Google's DeepMind AI gets a few new tricks to learn faster

It can now achieve 87 percent of "expert human performance" in one game.

AP Photo/Lee Jin-man

When it comes to machine learning, every performance gain is worth a bit of celebration. That's particularly true for Google's DeepMind division, which has already proven itself by beating a Go world champion, mimicking human speech and cutting down their server power bills. Now, the team has unveiled new "reinforcement learning" methods to speed up how the AI platform trains itself without being directly taught.

First off, DeepMind's learning agent has a better grasp of controlling pixels on the screen. Google notes it's "similar to how a baby might learn to control their hands by moving them and observing the movements." By doing this, it can figure out the best way to get high scores and play games more efficiently. Additionally, the agent can now figure out rewards from a game based on past performance. "By learning on rewarding histories much more frequently, the agent can discover visual features predictive of reward much faster," Google says. The company laid out the entire concept for the abilities in a paper, "Reinforcement Learning with Unsupervised Auxiliary Tasks."

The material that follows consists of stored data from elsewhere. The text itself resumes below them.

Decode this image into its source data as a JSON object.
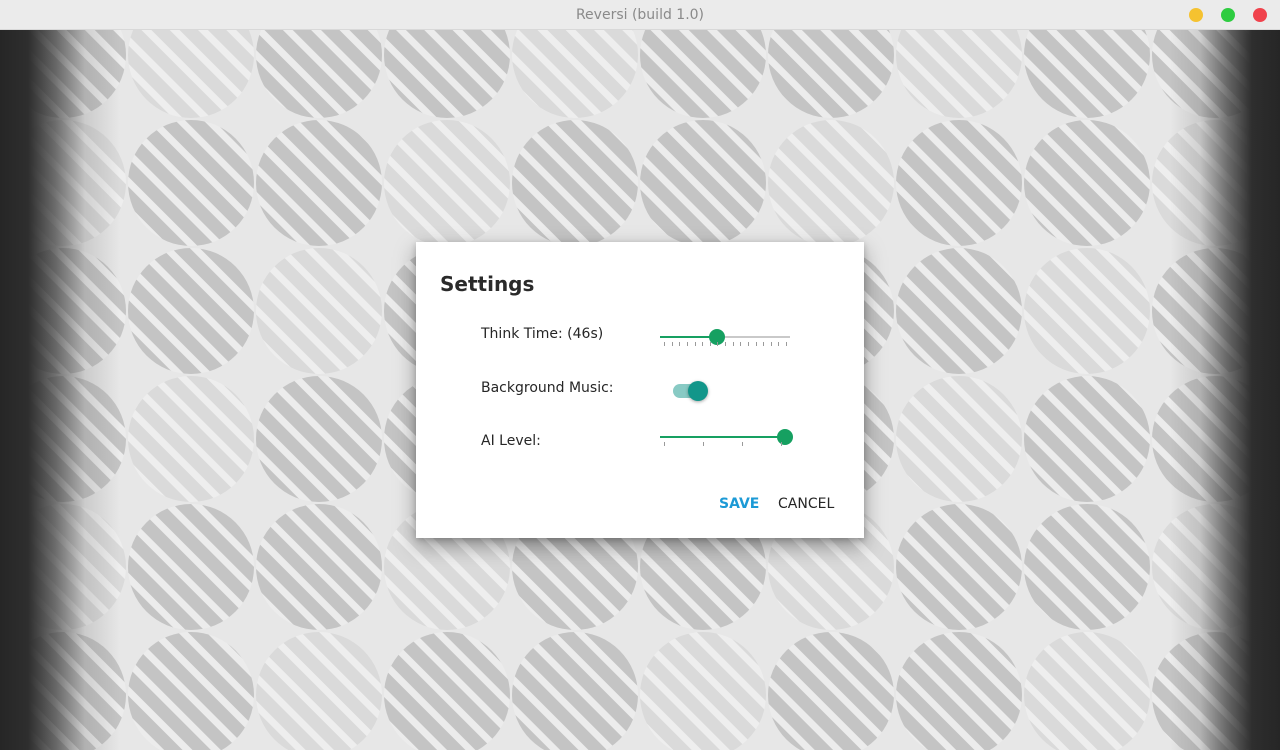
{
  "window": {
    "title": "Reversi (build 1.0)",
    "controls": {
      "minimize_color": "#f5c230",
      "maximize_color": "#2ecc40",
      "close_color": "#f0424c"
    }
  },
  "dialog": {
    "title": "Settings",
    "think_time": {
      "label": "Think Time: (46s)",
      "fraction": 0.44
    },
    "background_music": {
      "label": "Background Music:",
      "enabled": true
    },
    "ai_level": {
      "label": "AI Level:",
      "fraction": 1.0
    },
    "buttons": {
      "save": "SAVE",
      "cancel": "CANCEL"
    }
  },
  "colors": {
    "slider_green": "#16a061",
    "toggle_teal": "#12968a",
    "save_blue": "#1c9ad6"
  }
}
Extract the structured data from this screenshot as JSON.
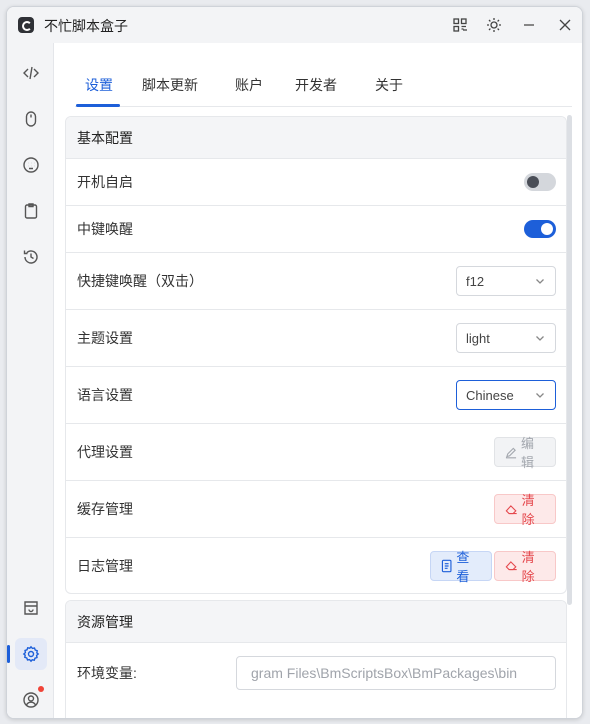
{
  "app": {
    "title": "不忙脚本盒子"
  },
  "tabs": [
    {
      "label": "设置",
      "active": true
    },
    {
      "label": "脚本更新"
    },
    {
      "label": "账户"
    },
    {
      "label": "开发者"
    },
    {
      "label": "关于"
    }
  ],
  "sidebar": {
    "top_icons": [
      "code-icon",
      "mouse-icon",
      "keyboard-icon",
      "clipboard-icon",
      "history-icon"
    ],
    "bottom_icons": [
      "store-icon",
      "settings-icon",
      "user-icon"
    ],
    "active_item": "settings-icon",
    "notification_on": "user-icon"
  },
  "basic_config": {
    "title": "基本配置",
    "autostart": {
      "label": "开机自启",
      "enabled": false
    },
    "middle_click": {
      "label": "中键唤醒",
      "enabled": true
    },
    "hotkey": {
      "label": "快捷键唤醒（双击）",
      "value": "f12"
    },
    "theme": {
      "label": "主题设置",
      "value": "light"
    },
    "language": {
      "label": "语言设置",
      "value": "Chinese"
    },
    "proxy": {
      "label": "代理设置",
      "button": "编辑"
    },
    "cache": {
      "label": "缓存管理",
      "button": "清除"
    },
    "logs": {
      "label": "日志管理",
      "view_button": "查看",
      "clear_button": "清除"
    }
  },
  "resources": {
    "title": "资源管理",
    "env": {
      "label": "环境变量:",
      "value": "gram Files\\BmScriptsBox\\BmPackages\\bin"
    }
  },
  "colors": {
    "accent": "#1d5fd9",
    "danger": "#e5484d",
    "badge": "#f04438"
  }
}
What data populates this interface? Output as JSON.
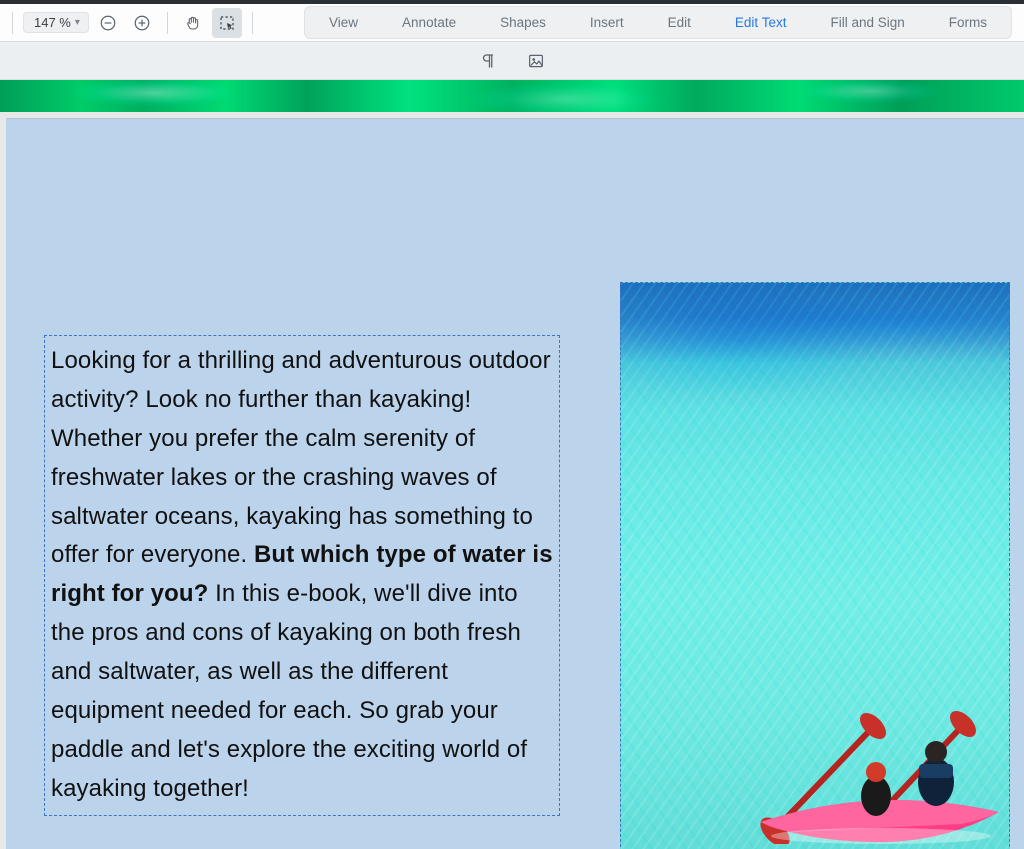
{
  "toolbar": {
    "zoom_level": "147 %",
    "tabs": {
      "view": "View",
      "annotate": "Annotate",
      "shapes": "Shapes",
      "insert": "Insert",
      "edit": "Edit",
      "edit_text": "Edit Text",
      "fill_sign": "Fill and Sign",
      "forms": "Forms"
    }
  },
  "document": {
    "text_block": {
      "part1": "Looking for a thrilling and adventurous outdoor activity? Look no further than kayaking! Whether you prefer the calm serenity of freshwater lakes or the crashing waves of saltwater oceans, kayaking has something to offer for everyone. ",
      "bold": "But which type of water is right for you?",
      "part2": " In this e-book, we'll dive into the pros and cons of kayaking on both fresh and saltwater, as well as the different equipment needed for each. So grab your paddle and let's explore the exciting world of kayaking together!"
    },
    "image_alt": "Two people paddling a pink kayak on turquoise tropical water"
  }
}
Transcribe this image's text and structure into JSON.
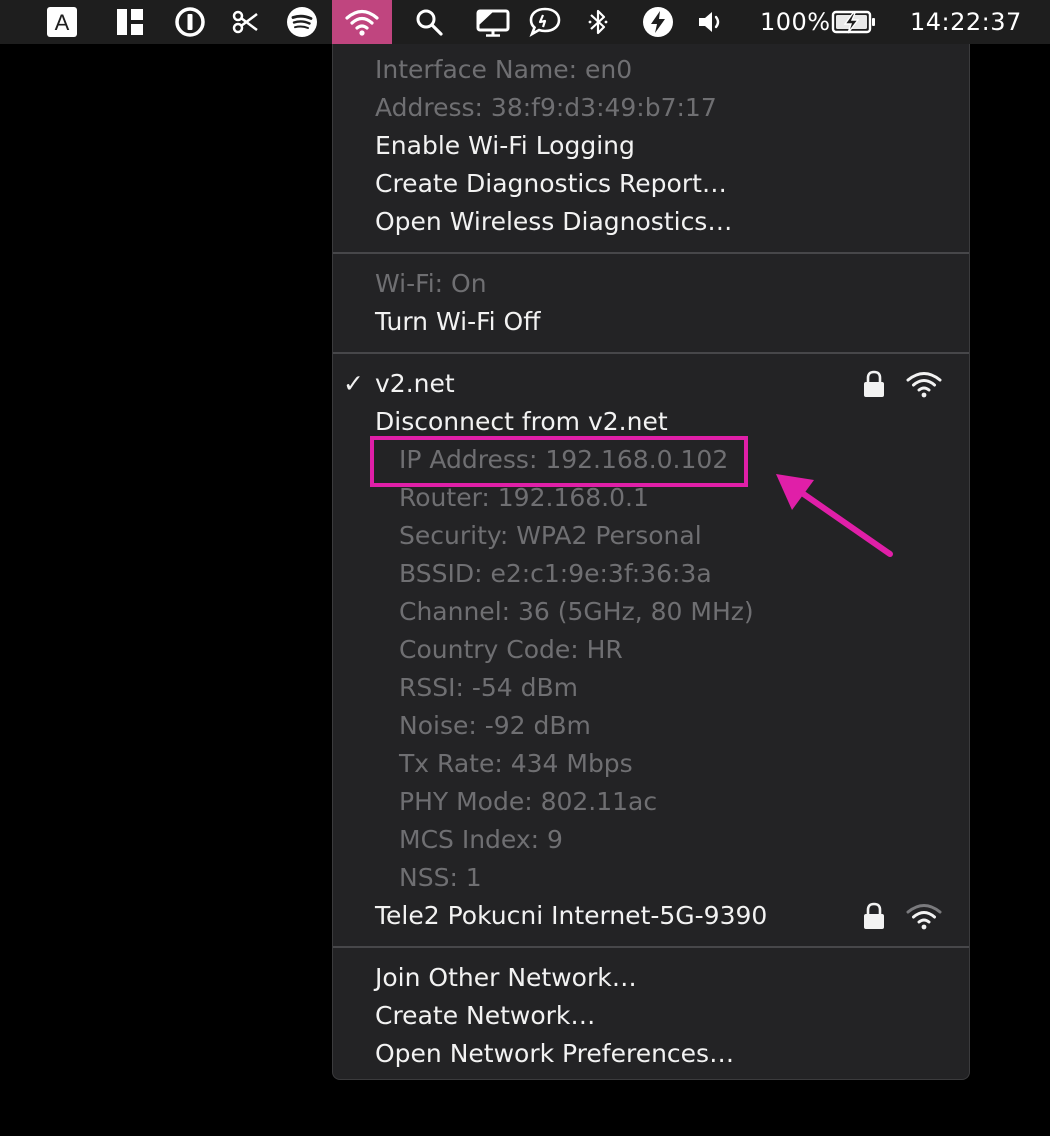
{
  "menubar": {
    "icons": [
      "a-app-icon",
      "layout-grid-icon",
      "password-manager-icon",
      "scissors-icon",
      "spotify-icon",
      "wifi-icon",
      "search-icon",
      "display-icon",
      "chat-bubble-icon",
      "bluetooth-icon",
      "bolt-icon",
      "volume-icon",
      "battery-charging-icon"
    ],
    "a_icon_letter": "A",
    "battery_percent": "100%",
    "clock": "14:22:37",
    "wifi_active_color": "#c0457f"
  },
  "menu": {
    "interface": {
      "name": "Interface Name: en0",
      "address": "Address: 38:f9:d3:49:b7:17",
      "enable_logging": "Enable Wi-Fi Logging",
      "diagnostics_report": "Create Diagnostics Report…",
      "wireless_diagnostics": "Open Wireless Diagnostics…"
    },
    "power": {
      "status": "Wi-Fi: On",
      "toggle": "Turn Wi-Fi Off"
    },
    "networks": {
      "connected": {
        "check": "✓",
        "name": "v2.net",
        "disconnect": "Disconnect from v2.net",
        "details": {
          "ip": "IP Address: 192.168.0.102",
          "router": "Router: 192.168.0.1",
          "security": "Security: WPA2 Personal",
          "bssid": "BSSID: e2:c1:9e:3f:36:3a",
          "channel": "Channel: 36 (5GHz, 80 MHz)",
          "country": "Country Code: HR",
          "rssi": "RSSI: -54 dBm",
          "noise": "Noise: -92 dBm",
          "tx_rate": "Tx Rate: 434 Mbps",
          "phy_mode": "PHY Mode: 802.11ac",
          "mcs_index": "MCS Index: 9",
          "nss": "NSS: 1"
        }
      },
      "other": {
        "name": "Tele2 Pokucni Internet-5G-9390"
      }
    },
    "footer": {
      "join_other": "Join Other Network…",
      "create_network": "Create Network…",
      "open_prefs": "Open Network Preferences…"
    }
  },
  "annotation": {
    "color": "#e01fa8"
  }
}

These skills, along with DeepMind's previous Deep Reinforcement Learning methods, make up the group's new UNREAL (UNsupervised REinforcement and Auxiliary Learning) agent. That's a mouthful, but the big takeaway is that DeepMind is beginning to teach itself much like humans. The group describes the methods as being similar to the way animals dream about positive and negative events (though I wouldn't really say DeepMind has learned how to "dream").

In a 3D maze environment called Labryinth, Google says the UNREAL agent was able to learn stages around ten times faster. It has managed to achieve 87 percent of "expert human performance" in that game, and around nine times typical human performance in a bevy of Atari titles.

On the face of it, UNREAL should help DeepMind's agents significantly. But we'll have to wait and see if those performance gains can actually be used in scenarios beyond games.